Journalists detained, barred from polling stations: Syndicate

Ahram Online, Tuesday 27 May 2014

Media personnel arrested, detained and prevented from reporting at polling stations in several governorates, says Journalists' Syndicate

Journalists
(Photo: Zienab Mohamed)

Egypt's Journalists' Syndicate says it has identified several electoral violations on the second and last polling day of Egypt's presidential election.

The syndicate's operations room said in a statement that several journalists have been detained, arrested or obstructed from reporting at polling stations in several governorates.

In Giza's Warraq district, Emad Abu Gad, a journalist of the Veto news website, was arrested and ordered to be detained for four days pending investigations on allegations of storming a women's polling station, the syndicate's operations room coordinator Hanan Fikry said.

In Alexandria, another journalist from the independent daily Al-Dostour was briefly detained while covering a local polling station. He was later released after the syndicate's provincial office in the Mediterranean city intervened.

Another journalist from the independent daily Al-Shorouk was barred from reporting at a Daqahliya station "because of his beard."

Some three other journalists were banned from photographing in the Sinai Peninsula and the Nile Delta's Damietta governorate, the statement said

"The syndicate affirms its rejection of all forms of violations against fellow colleagues performing their press work and calls on officials to facilitate the electoral process and comply with the announced rules … regulating press coverage."

Presidential frontrunner Abdel-Fattah Abdel-Fattah El-Sisi is expected to win the two-day vote in a landslide

El-Sisi, who quit his post as army chief and defence minister to run for president, has received cult-like adulation after he led the ouster of divisive president Mohamed Morsi last July and cracked down on his Muslim Brotherhood movement.

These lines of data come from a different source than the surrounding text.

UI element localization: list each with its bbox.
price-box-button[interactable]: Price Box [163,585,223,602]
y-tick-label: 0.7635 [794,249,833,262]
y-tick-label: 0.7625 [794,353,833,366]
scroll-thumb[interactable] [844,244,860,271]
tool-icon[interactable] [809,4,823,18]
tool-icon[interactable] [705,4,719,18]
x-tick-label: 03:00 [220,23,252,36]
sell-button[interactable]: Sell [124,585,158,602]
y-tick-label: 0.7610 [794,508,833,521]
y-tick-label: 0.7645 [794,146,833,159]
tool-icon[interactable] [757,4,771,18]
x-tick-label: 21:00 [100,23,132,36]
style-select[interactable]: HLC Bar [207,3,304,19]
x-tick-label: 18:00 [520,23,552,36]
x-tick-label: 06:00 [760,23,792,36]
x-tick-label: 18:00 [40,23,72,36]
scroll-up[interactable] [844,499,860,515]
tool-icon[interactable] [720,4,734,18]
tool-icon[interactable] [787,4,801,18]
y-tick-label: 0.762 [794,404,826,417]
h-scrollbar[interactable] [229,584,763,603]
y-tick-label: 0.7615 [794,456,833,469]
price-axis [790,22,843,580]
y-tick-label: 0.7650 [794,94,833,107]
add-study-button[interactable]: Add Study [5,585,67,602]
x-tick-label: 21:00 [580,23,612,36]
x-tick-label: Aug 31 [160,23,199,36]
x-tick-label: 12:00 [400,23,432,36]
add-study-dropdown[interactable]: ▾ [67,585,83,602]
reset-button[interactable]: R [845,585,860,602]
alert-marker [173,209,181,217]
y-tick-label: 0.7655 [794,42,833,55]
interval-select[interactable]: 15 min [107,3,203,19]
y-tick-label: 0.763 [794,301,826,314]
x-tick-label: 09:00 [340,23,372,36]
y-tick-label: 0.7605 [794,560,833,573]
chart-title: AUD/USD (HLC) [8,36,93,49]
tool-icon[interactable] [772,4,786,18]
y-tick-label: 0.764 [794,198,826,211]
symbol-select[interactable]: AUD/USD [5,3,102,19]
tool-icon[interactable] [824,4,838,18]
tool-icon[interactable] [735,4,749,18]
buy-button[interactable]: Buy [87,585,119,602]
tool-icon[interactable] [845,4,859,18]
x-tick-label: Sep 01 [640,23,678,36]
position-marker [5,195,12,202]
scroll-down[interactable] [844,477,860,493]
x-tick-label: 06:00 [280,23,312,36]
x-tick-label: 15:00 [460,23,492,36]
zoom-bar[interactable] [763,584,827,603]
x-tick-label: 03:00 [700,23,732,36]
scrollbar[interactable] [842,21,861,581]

El-Sisi's only challenger is Hamdeen Sabahi, a leftist politician and longtime dissident who finished third in the 2012 election that Morsi won

On the first day of voting, the syndicate reported as many as 19 similar violations, most of which were identified in the last hours of the polling day, Al-Ahram's Arabic news website reported.

Seeking to boost an apparently low turnout, the interim government declared Tuesday a public holiday and extended voting hours until 10 pm, an hour later than planned.